Sunday, October 27, 2013
Publishers who understand ecological crises, monetary damage, and the imperatives of radical change. Publishers open to new models for human societies, who understand multiform and experimental texts, who get biodiversity and the relationships between food, energy and ecology. Publishers who are giving up on perpetuating anthropocentric pollution ideology and who promote the composting of hierarchical and unjust social orders. Publishers who value the reclaiming of low-carbon, regenerative technologies, thought and deeds and believe they can contribute to a future of aggregating uncertainty and struggle but nonetheless joy, resilience and intelligence.
If you know of any publisher that fits such a description please let me know.
5 comments:
You should try the Internet. It's really cool. Check it out.
oh yeah, i never thought of that. thanks.
I reckon you should get in touch with Wakefield Publishing in Adelaide, SA. They published the likes of "Green Australia: A Snapshot" (Lancaster, 2012), "One Magic Square" (Houbein, 2008) and "Outside The Square" (Houbein, 2012).

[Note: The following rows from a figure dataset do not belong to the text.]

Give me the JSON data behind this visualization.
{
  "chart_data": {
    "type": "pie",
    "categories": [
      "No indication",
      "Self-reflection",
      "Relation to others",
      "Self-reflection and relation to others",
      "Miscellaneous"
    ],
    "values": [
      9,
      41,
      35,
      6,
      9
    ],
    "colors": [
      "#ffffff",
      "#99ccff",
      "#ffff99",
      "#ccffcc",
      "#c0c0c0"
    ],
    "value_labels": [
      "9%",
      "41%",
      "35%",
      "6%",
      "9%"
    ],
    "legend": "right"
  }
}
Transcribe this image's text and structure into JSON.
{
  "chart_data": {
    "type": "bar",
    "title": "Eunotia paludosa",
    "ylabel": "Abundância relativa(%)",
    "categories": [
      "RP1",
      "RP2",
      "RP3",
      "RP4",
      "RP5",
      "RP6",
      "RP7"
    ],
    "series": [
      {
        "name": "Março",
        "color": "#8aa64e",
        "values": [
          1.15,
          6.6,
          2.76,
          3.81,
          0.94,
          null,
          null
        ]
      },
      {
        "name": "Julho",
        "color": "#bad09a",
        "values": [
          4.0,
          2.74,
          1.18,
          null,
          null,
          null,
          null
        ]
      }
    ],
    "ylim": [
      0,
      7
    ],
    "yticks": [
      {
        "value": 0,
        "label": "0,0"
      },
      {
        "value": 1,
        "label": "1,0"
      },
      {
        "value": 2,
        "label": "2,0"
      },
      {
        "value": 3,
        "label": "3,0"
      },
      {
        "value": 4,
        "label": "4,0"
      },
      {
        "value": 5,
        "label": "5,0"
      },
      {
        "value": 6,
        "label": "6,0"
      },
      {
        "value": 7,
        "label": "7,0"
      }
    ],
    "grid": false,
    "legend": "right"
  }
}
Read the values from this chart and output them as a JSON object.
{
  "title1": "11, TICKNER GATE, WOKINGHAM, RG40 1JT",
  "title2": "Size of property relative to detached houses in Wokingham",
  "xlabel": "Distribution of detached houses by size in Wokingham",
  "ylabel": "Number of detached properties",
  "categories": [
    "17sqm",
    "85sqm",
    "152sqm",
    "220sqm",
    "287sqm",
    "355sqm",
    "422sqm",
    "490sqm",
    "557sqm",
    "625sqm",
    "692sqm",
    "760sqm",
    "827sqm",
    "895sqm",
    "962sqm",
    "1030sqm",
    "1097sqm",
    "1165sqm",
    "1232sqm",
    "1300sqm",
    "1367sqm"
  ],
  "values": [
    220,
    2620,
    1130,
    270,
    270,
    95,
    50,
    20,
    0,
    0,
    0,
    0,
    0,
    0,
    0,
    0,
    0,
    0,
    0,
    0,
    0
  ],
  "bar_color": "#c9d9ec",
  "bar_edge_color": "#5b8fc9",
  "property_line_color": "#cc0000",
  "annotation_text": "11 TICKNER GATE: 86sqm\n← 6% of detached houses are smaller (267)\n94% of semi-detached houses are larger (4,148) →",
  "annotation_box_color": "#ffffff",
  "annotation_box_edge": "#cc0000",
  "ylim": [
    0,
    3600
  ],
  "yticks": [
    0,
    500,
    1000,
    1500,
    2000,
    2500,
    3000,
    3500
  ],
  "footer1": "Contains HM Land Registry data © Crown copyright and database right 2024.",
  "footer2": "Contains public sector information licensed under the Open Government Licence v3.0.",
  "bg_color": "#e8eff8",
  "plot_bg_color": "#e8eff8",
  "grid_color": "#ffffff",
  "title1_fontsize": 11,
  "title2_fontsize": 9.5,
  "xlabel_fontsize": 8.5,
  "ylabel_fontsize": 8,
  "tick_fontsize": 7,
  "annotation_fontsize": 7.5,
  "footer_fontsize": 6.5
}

They have a reputation for publishing manuscripts on environment, ecology, indigenous issues, and gay / lesbian themes. I think a publisher is at a certain stage of enlightenment when they specialise in these areas.
thanks pavel, great to hear. but it wasn't really a call out for my work, rather a challenge to mainstream thinking more generally. writing and publishing belong to a long lineage of civil colonisations that have over turned long established oral-ecological-sustainable cultures. i see writing and publishing now only serving a transition back to sustainable patterns that indigenous peoples knew so well, not entrenching more abstraction and civil reification. wakefield sound like they're part of such a transition. i'll check them out.
I remember the wild foods from my childhood village of YORK in W.A. Mushrooms by the bucketful and what I called puddings, the unripe seed of a mallow ( I think) Also chewing on the stems of what we called sour grass flowers. And on my bush property in NSW harvesting food from cumbungi a water weed and sometimes eating very young bracken fronds, which I think had to be cooked. There was also a native creeper, name I've forgotten, blue flowers, edible yellow berries and if you had the patience the TINY, TINY berries of the native cherry.